35

I am very new to python. Very new. I copied the following from a tutorial

#!/usr/bin/python

from urllib import urlopen
from BeautifulSoup import BeautifulSoup

webpage = urlopen('http://feeds.huffingtonpost.com/huffingtonpost/LatestNews').read

patFinderTitle = re.compile('<title>(.*)</title>')

patFinderLink = re.compile('<link rel.*href="(.*)"/>')

findPatTitle = re.findall(patFinderTitle,webpage)
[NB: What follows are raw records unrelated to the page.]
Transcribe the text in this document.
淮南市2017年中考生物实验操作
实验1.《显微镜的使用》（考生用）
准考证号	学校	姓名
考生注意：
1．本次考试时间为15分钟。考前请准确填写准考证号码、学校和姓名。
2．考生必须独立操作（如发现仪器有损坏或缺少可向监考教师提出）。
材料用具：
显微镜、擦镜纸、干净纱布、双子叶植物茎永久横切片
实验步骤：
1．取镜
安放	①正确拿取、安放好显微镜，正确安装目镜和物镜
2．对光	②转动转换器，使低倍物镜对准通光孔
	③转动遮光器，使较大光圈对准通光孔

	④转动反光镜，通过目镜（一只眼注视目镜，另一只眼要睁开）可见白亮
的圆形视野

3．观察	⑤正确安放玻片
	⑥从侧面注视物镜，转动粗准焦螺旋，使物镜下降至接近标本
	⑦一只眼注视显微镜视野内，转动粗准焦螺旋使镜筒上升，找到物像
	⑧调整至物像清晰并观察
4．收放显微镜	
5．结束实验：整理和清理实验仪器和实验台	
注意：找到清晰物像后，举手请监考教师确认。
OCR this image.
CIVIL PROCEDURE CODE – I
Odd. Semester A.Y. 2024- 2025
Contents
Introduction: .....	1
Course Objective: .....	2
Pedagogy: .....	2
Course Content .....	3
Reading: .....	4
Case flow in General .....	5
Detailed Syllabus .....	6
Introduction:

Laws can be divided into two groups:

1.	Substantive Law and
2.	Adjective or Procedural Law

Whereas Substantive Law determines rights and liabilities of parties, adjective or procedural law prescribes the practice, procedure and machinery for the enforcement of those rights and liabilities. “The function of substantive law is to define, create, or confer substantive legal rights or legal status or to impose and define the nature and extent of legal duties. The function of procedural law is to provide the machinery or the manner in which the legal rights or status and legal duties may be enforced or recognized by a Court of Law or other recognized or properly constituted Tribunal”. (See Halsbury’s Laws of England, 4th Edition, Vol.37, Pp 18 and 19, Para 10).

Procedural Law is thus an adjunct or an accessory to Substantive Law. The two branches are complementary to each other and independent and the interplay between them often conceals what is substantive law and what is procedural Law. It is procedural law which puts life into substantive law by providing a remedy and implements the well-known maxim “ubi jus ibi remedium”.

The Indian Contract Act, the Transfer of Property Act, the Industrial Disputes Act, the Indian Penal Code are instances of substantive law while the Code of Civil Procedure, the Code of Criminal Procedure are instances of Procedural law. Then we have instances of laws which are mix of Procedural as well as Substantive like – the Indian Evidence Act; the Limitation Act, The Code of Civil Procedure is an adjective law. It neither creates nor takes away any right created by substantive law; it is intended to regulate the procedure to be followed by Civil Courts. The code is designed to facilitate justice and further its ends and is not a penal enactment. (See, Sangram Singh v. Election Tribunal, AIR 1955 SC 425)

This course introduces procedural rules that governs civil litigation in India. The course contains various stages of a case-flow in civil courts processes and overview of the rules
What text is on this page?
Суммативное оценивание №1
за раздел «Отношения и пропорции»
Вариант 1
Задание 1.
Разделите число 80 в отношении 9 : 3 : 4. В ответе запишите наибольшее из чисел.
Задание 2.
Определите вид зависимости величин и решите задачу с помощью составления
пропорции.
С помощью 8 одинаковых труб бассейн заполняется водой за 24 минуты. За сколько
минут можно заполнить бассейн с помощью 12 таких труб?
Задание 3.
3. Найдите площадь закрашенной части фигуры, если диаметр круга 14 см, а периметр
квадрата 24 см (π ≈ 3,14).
findPatLink = re.findall(patFinderLink,webpage)

listIterator = []
listIterator[:] = range(2,16)

for i in listIterator:
    print findPatTitle[i]
    print findPatLink[i]
    print "\n"

I get the error:

Traceback (most recent call last):
  File "test.py", line 8, in <module>
    patFinderTitle = re.compile('<title>(.*)</title>')
NameError: name 're' is not defined

What am I doing wrong?

Aran-Fey
  • 39,665
  • 11
  • 104
  • 149
user_78361084
  • 3,538
  • 22
  • 85
  • 147
  • Which tutorial did you copy this from? It is littered with errors. – johnsyweb Sep 19 '11 at 01:40
  • http://www.youtube.com/watch?v=Ap_DlSrT-iE&feature=related – user_78361084 Sep 19 '11 at 01:47
  • Then you should compare your code with the accompanying code here: http://www.newthinktank.com/2010/11/python-2-7-tutorial-pt-13-website-scraping/ . After a little tidy-up I've found that it works. – johnsyweb Sep 19 '11 at 01:57
  • 1
    I rolled back your edit to the question because chameleon questions are not acceptable. You can't just invalidate the efforts of the people who posted answers to your original question like that. – Aran-Fey Sep 21 '18 at 12:34

2 Answers2

61

You need to import regular expression module in your code

import re
re.compile('<title>(.*)</title>')
TheOneTeam
  • 25,806
  • 45
  • 116
  • 158
  • thanks. I now get another error..please see my edits – user_78361084 Sep 19 '11 at 01:24
  • 3
    @user522962 `webpage = urlopen('http://feeds.huffingtonpost.com/huffingtonpost/LatestNews').read` should be `webpage = urlopen('http://feeds.huffingtonpost.com/huffingtonpost/LatestNews').read()` – razpeitia Sep 19 '11 at 01:56
2

As well as the missing import re, your program has another error. In

webpage = urlopen('http://feeds.huffingtonpost.com/huffingtonpost/LatestNews').read

You left the () off after read at the end of the line. So currently webpage is a reference to the .read method, it's not the result of the .read() call.

PM 2Ring
  • 54,345
  • 6
  • 82
  • 182
John La Rooy
  • 295,403
  • 53
  • 369
  • 502